When a massive fire at the abandoned Buck Hosiery Factory at York and Jasper streets killed two firefighters in April, many said the adjacent Front Street warehouse – which houses retail on the bottom floor while the top four levels sit vacant – would be the next to go.
So, too, when a fire broke out at a vacant property on Front just below Girard Avenue last month, temporarily suspending service to the Market-Frankford Line. One resident said of the warehouse, dubbed the “white elephant” by neighbors, “That’s the building that’s going to take out the El.”
But according to Jesse Munoz, a Philadelphia-born entrepreneur who formerly developed Buena Vista Plaza in Fairhill and currently owns Cafe Venice on Delaware Avenue, neighbors can rest easy. After nine years of negotiations, he purchased the building from alleged slumlord Daniel Waisbord in a sale that became final yesterday. “It’s a great thing because there’s not going to be a fire,” Munoz said. “It’s not boarded up. It’s not abandoned. It’s going to create jobs.”
Munoz understands how the hulking shell got its nickname. “An elephant in the room is the biggest problem in the room,” he said during a visit to the site last month. “This building is the biggest problem in the community.” He also sees the latent value Waisbord never realized. “He is not from the community,” Munoz said. “He doesn’t understand the potential of this community. Hopefully, this will be a renewal of its potential.”
He hopes the redevelopment will drive the neighborhood forward. “I think the power of the space is going to have such a huge impact,” he said. “People are going to take inspiration from the space and say, ‘Wow, I’m going to take care of my home.'”
Now comes the million dollar-plus question. What exactly does Munoz plan to do with the elephant? “The first thing will be to clean up this mess,” he said last month, eyeing the dilapidated facade and trash-strewn sidewalks. “Developing this building will generate a sense of community ownership. All these things will allow the neighborhood to prosper. I want to turn it into a landmark.”
His eyes lit up and he began to sketch out his vision, tracing shapes in the air with his finger. Landscaping over here. Lights over there. Awnings. A cafe – or maybe a laundromat. “It’s definitely a site for commercial development,” he said at a second meeting yesterday. “I’m looking at doing office space, if possible, with the potential of individual apartments.”

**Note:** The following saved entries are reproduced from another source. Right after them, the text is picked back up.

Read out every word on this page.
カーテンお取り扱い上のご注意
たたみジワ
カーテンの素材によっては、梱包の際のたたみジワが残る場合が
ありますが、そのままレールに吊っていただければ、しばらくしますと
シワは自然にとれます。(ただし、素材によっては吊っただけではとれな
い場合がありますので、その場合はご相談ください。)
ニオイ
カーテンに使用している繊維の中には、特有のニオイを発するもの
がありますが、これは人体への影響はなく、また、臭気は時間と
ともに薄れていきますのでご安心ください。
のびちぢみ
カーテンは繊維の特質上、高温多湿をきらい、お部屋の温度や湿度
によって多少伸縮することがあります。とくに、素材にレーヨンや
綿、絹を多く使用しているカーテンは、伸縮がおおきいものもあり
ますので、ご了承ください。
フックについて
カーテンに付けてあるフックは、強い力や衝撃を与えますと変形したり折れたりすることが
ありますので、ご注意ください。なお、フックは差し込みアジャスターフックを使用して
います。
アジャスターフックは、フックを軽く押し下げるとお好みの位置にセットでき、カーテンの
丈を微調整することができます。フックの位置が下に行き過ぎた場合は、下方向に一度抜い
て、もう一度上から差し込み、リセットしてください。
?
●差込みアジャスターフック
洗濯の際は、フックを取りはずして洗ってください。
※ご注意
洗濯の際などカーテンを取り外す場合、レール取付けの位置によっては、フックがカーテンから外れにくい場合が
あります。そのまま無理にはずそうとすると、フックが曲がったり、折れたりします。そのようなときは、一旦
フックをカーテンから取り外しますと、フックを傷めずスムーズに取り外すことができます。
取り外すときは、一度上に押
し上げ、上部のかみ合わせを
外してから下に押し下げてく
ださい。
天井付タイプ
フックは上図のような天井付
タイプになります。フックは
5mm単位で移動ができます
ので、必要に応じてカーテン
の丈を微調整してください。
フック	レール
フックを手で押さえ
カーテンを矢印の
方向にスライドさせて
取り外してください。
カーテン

He is mulling over a combination of ground-floor retail, live-work artist lofts and student rental units due to the building’s proximity to the El – it literally butts up against the tracks at the York-Dauphin station.
“We’re talking probably about a year, a year and a half from takeover to finished project,” he said. “For the cleanup, I’ll have a presence here every day fixing things because right now, it’s a mess. But the feasibility is here. The parking is here. It’s a heavily residential area. It’s close to transportation.”

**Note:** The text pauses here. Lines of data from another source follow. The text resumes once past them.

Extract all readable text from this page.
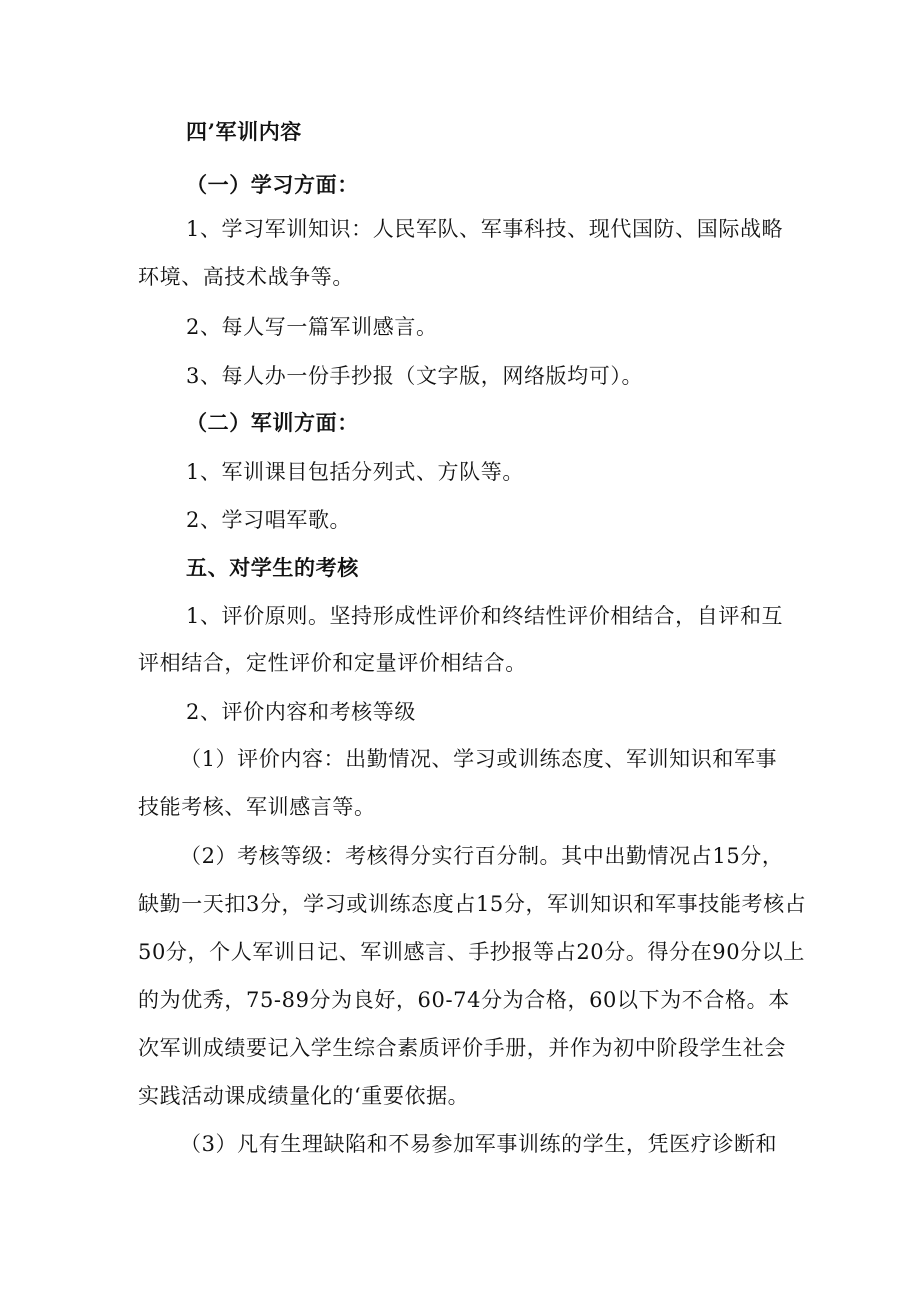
四’军训内容
（一）学习方面：
1、学习军训知识：人民军队、军事科技、现代国防、国际战略
环境、高技术战争等。
2、每人写一篇军训感言。
3、每人办一份手抄报（文字版，网络版均可）。
（二）军训方面：
1、军训课目包括分列式、方队等。
2、学习唱军歌。
五、对学生的考核
1、评价原则。坚持形成性评价和终结性评价相结合，自评和互
评相结合，定性评价和定量评价相结合。
2、评价内容和考核等级
（1）评价内容：出勤情况、学习或训练态度、军训知识和军事
技能考核、军训感言等。
（2）考核等级：考核得分实行百分制。其中出勤情况占15分，
缺勤一天扣3分，学习或训练态度占15分，军训知识和军事技能考核占
50分，个人军训日记、军训感言、手抄报等占20分。得分在90分以上
的为优秀，75-89分为良好，60-74分为合格，60以下为不合格。本
次军训成绩要记入学生综合素质评价手册，并作为初中阶段学生社会
实践活动课成绩量化的‘重要依据。
（3）凡有生理缺陷和不易参加军事训练的学生，凭医疗诊断和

He said the exact timeframe will be determined by funding. Ideally, renovation will be funded by a $1 to $2 million lump sum loan, grant, investment or some combination thereof. But if the money is slow to roll in, the timeline may stretch as restoration could occur in phases, with each improvement increasing the building’s value and leveraging more funding. “One week, you buy a brick. The next, a can of paint,” Munoz said. “Eventually, you’ll build it. But the goal, for me, is one lump sum and done.”
He said the businesses now renting space on the building’s bottom floor – taqueria Mi Guarapo Deli Market and Helene’s Check Cashing – will remain, while currently-neglected space for a third retail tenant will be cleaned up and shopped around. Work on the facade is already underway – one wall where the bricks were coming loose is now spackled over with fresh cement and much of the sidewalk trash has been swept up.
“It’s going to be exciting. It’s really going to make a big difference,” Munoz said. “I can see that it’s going to be a ‘wow.’ It’s funny how you walk past the street corner [where the property is currently occupied by storefronts] and it’s like, ‘Ooh, that’s nice.’ Can you imagine? The whole block’s going to look like that.”
As the project is still in its planning stages, Munoz is taking suggestions. “I’m coming in with an open heart,” he cracked a wide grin. “I can’t wait – it’s going to be a beautiful site.”
By the numbers
The building is 32,930 square feet.
Waisbord sat on the property for 15 years and did virtually nothing to develop it.
$500,000 was the ballpark purchase price.
Munoz estimates it will cost $100,000 to restore the building’s facade, giving it curb appeal.